Çok tatlı bir kız, iyi kalpli demem daha doğru galiba...
Hafta içi geldiği için gezilerinde ben ona eşlik edemedim.
Ama maşallah kızımız her yeri bulmuş, öyle ki Ulus Anadolu Medeniyetler Müzesi, Kale olmak üzere her yeri karış karış gezmiş. O gün öyle bir yağmur yağıyordu ki ben dedim hayatta bu kız çıkıp gezmez..
Yok anam çıkmış bir güzel gezmiş ve eve dönmüş..
Kalede Amerikalı bir çocukla tanışmış, oturup çay may içmişler.
Dönerken bindiği taksinin şoförü de bir güzel asılmış, bir şeyler içelim demiş...
Allah'ım bizim saftirik Sira'da adresimize kadar vermiş...Dedim canım olmadı benim nüfus kayıt örneğimi de çıkarttırıp verseydin yani..
Neyse; ertesi gün Anıtkabir'e gitti, orada bir ton ağlamış...
Mozoleye çiçek bırakan minik öğrencileri görünce dayanamamış...
Ki ertesi gün olan gün benim doğum günüm oluyor..
İş yerindekiler bana beğendiğim saati almışlar.. Casio retro...
Küçük dipnottan sonra kaldığımız yerden devam edelim;
Beraber baya dolaştık sonra eve döndük.
Ev arkadaşım bana pasta almış minnoşummm...
Birkaç arkadaş daha geldi, pastayı kestik hediyelerimi açtım hepsini çok sevdim..
Özellikle bir arkadaşım bir demet gül almış kendisi hem cinsim yani bir erkek değil...
Yalnızlığı görmüş olsa gerek.
Bu güller beni çok mutlu etti.
Saatler baya ilerleyip biz hafif bulduktan sonra dışarı çıktık..
Ehh Sira ertesi gün Kapadokyaya gideceğin için ona bir Ankara akşamı yaşatalım dedik..
Korkmayın kızı pavyona falan götürmedik.
İstese hemen karşı binada var bir kaç pavyon...
Ama kız tırsmasın, hazır Türkiye'ye aşık olmuş, aşkı nefrete dönüşmesin diye Retrox'a götürdük..
Oturduk, bir şeyler söyledik içmek için...
Problem burada başladı;
Çapraz masamızda oturan bir grup oğlan çocuğu dönüp dönüp bize bakmaya başladı.
Allah'ım ama öyle böyle bakma değil..
Öyle ki kendi arkadaşlarından biri bile " Abi kafanız mı güzel bakmayın artık" diye uyardı arkadaşlarını.
İçlerinden biri bir cesaret döndü bizim Sira'yla İspanyolca konuşmaya başladı..
Sira'da anlıyor ki İspanyolca-İtalyanca birbirlerine çok benziyorlar.

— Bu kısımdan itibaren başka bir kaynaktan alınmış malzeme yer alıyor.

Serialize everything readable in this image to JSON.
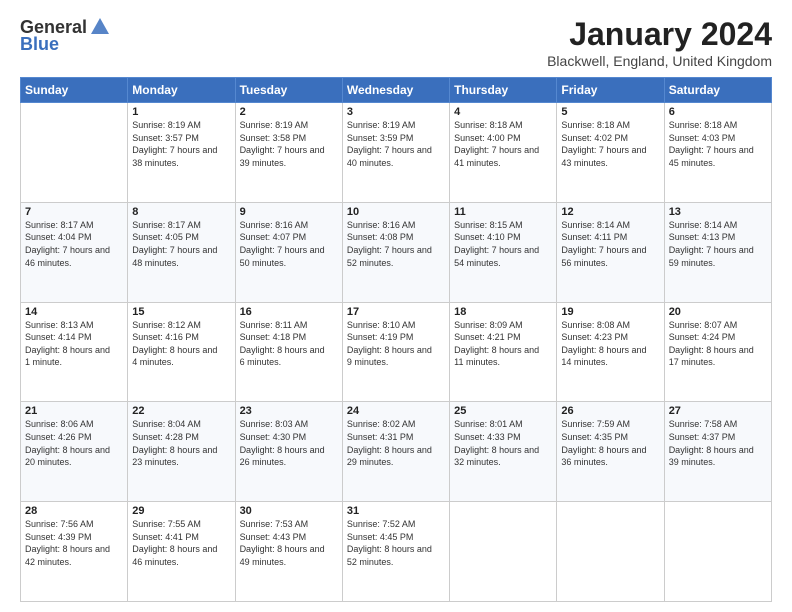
{
  "logo": {
    "general": "General",
    "blue": "Blue"
  },
  "title": "January 2024",
  "location": "Blackwell, England, United Kingdom",
  "days_of_week": [
    "Sunday",
    "Monday",
    "Tuesday",
    "Wednesday",
    "Thursday",
    "Friday",
    "Saturday"
  ],
  "weeks": [
    [
      {
        "day": "",
        "sunrise": "",
        "sunset": "",
        "daylight": ""
      },
      {
        "day": "1",
        "sunrise": "8:19 AM",
        "sunset": "3:57 PM",
        "daylight": "7 hours and 38 minutes."
      },
      {
        "day": "2",
        "sunrise": "8:19 AM",
        "sunset": "3:58 PM",
        "daylight": "7 hours and 39 minutes."
      },
      {
        "day": "3",
        "sunrise": "8:19 AM",
        "sunset": "3:59 PM",
        "daylight": "7 hours and 40 minutes."
      },
      {
        "day": "4",
        "sunrise": "8:18 AM",
        "sunset": "4:00 PM",
        "daylight": "7 hours and 41 minutes."
      },
      {
        "day": "5",
        "sunrise": "8:18 AM",
        "sunset": "4:02 PM",
        "daylight": "7 hours and 43 minutes."
      },
      {
        "day": "6",
        "sunrise": "8:18 AM",
        "sunset": "4:03 PM",
        "daylight": "7 hours and 45 minutes."
      }
    ],
    [
      {
        "day": "7",
        "sunrise": "8:17 AM",
        "sunset": "4:04 PM",
        "daylight": "7 hours and 46 minutes."
      },
      {
        "day": "8",
        "sunrise": "8:17 AM",
        "sunset": "4:05 PM",
        "daylight": "7 hours and 48 minutes."
      },
      {
        "day": "9",
        "sunrise": "8:16 AM",
        "sunset": "4:07 PM",
        "daylight": "7 hours and 50 minutes."
      },
      {
        "day": "10",
        "sunrise": "8:16 AM",
        "sunset": "4:08 PM",
        "daylight": "7 hours and 52 minutes."
      },
      {
        "day": "11",
        "sunrise": "8:15 AM",
        "sunset": "4:10 PM",
        "daylight": "7 hours and 54 minutes."
      },
      {
        "day": "12",
        "sunrise": "8:14 AM",
        "sunset": "4:11 PM",
        "daylight": "7 hours and 56 minutes."
      },
      {
        "day": "13",
        "sunrise": "8:14 AM",
        "sunset": "4:13 PM",
        "daylight": "7 hours and 59 minutes."
      }
    ],
    [
      {
        "day": "14",
        "sunrise": "8:13 AM",
        "sunset": "4:14 PM",
        "daylight": "8 hours and 1 minute."
      },
      {
        "day": "15",
        "sunrise": "8:12 AM",
        "sunset": "4:16 PM",
        "daylight": "8 hours and 4 minutes."
      },
      {
        "day": "16",
        "sunrise": "8:11 AM",
        "sunset": "4:18 PM",
        "daylight": "8 hours and 6 minutes."
      },
      {
        "day": "17",
        "sunrise": "8:10 AM",
        "sunset": "4:19 PM",
        "daylight": "8 hours and 9 minutes."
      },
      {
        "day": "18",
        "sunrise": "8:09 AM",
        "sunset": "4:21 PM",
        "daylight": "8 hours and 11 minutes."
      },
      {
        "day": "19",
        "sunrise": "8:08 AM",
        "sunset": "4:23 PM",
        "daylight": "8 hours and 14 minutes."
      },
      {
        "day": "20",
        "sunrise": "8:07 AM",
        "sunset": "4:24 PM",
        "daylight": "8 hours and 17 minutes."
      }
    ],
    [
      {
        "day": "21",
        "sunrise": "8:06 AM",
        "sunset": "4:26 PM",
        "daylight": "8 hours and 20 minutes."
      },
      {
        "day": "22",
        "sunrise": "8:04 AM",
        "sunset": "4:28 PM",
        "daylight": "8 hours and 23 minutes."
      },
      {
        "day": "23",
        "sunrise": "8:03 AM",
        "sunset": "4:30 PM",
        "daylight": "8 hours and 26 minutes."
      },
      {
        "day": "24",
        "sunrise": "8:02 AM",
        "sunset": "4:31 PM",
        "daylight": "8 hours and 29 minutes."
      },
      {
        "day": "25",
        "sunrise": "8:01 AM",
        "sunset": "4:33 PM",
        "daylight": "8 hours and 32 minutes."
      },
      {
        "day": "26",
        "sunrise": "7:59 AM",
        "sunset": "4:35 PM",
        "daylight": "8 hours and 36 minutes."
      },
      {
        "day": "27",
        "sunrise": "7:58 AM",
        "sunset": "4:37 PM",
        "daylight": "8 hours and 39 minutes."
      }
    ],
    [
      {
        "day": "28",
        "sunrise": "7:56 AM",
        "sunset": "4:39 PM",
        "daylight": "8 hours and 42 minutes."
      },
      {
        "day": "29",
        "sunrise": "7:55 AM",
        "sunset": "4:41 PM",
        "daylight": "8 hours and 46 minutes."
      },
      {
        "day": "30",
        "sunrise": "7:53 AM",
        "sunset": "4:43 PM",
        "daylight": "8 hours and 49 minutes."
      },
      {
        "day": "31",
        "sunrise": "7:52 AM",
        "sunset": "4:45 PM",
        "daylight": "8 hours and 52 minutes."
      },
      {
        "day": "",
        "sunrise": "",
        "sunset": "",
        "daylight": ""
      },
      {
        "day": "",
        "sunrise": "",
        "sunset": "",
        "daylight": ""
      },
      {
        "day": "",
        "sunrise": "",
        "sunset": "",
        "daylight": ""
      }
    ]
  ],
  "labels": {
    "sunrise": "Sunrise:",
    "sunset": "Sunset:",
    "daylight": "Daylight:"
  }
}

Ben bile anladım çoğu şeyi...
Çocuk sonra döndü benim bi arkadaşa siz Türk müsünüz diye sordu.
Ben de dalga geçerek onlar Türk ben Erzincanlıyım dedim. 
Arkadaşlarım gülmeye başladı çünkü ben her şeyde araya Erzincan'ı katarım.
Kızlar Erzincan'dan nefret bile etmiş olabilirler.
Çocuk demesin mi aaa ben askerliğim Erzincan'da yaptığım Ankara'dan daha güzel diye!!!
Biz tabi kahkahalarla gülmeye başladık. Çocuk baya baya yazdı sonrasında.
Bunlar iki dakika sonra ayaklandılar;
Biz Cafe Bien'e gidiyoruz isterseniz siz de gelin diye sordular biz de hadi canım kolay gelsin dedik.
Çocuklar baya iyiydi ama sorun abaza olmalarıydı!
Cehalet geçici öküzlük baki derlerdi inanmazdım doğruymuş.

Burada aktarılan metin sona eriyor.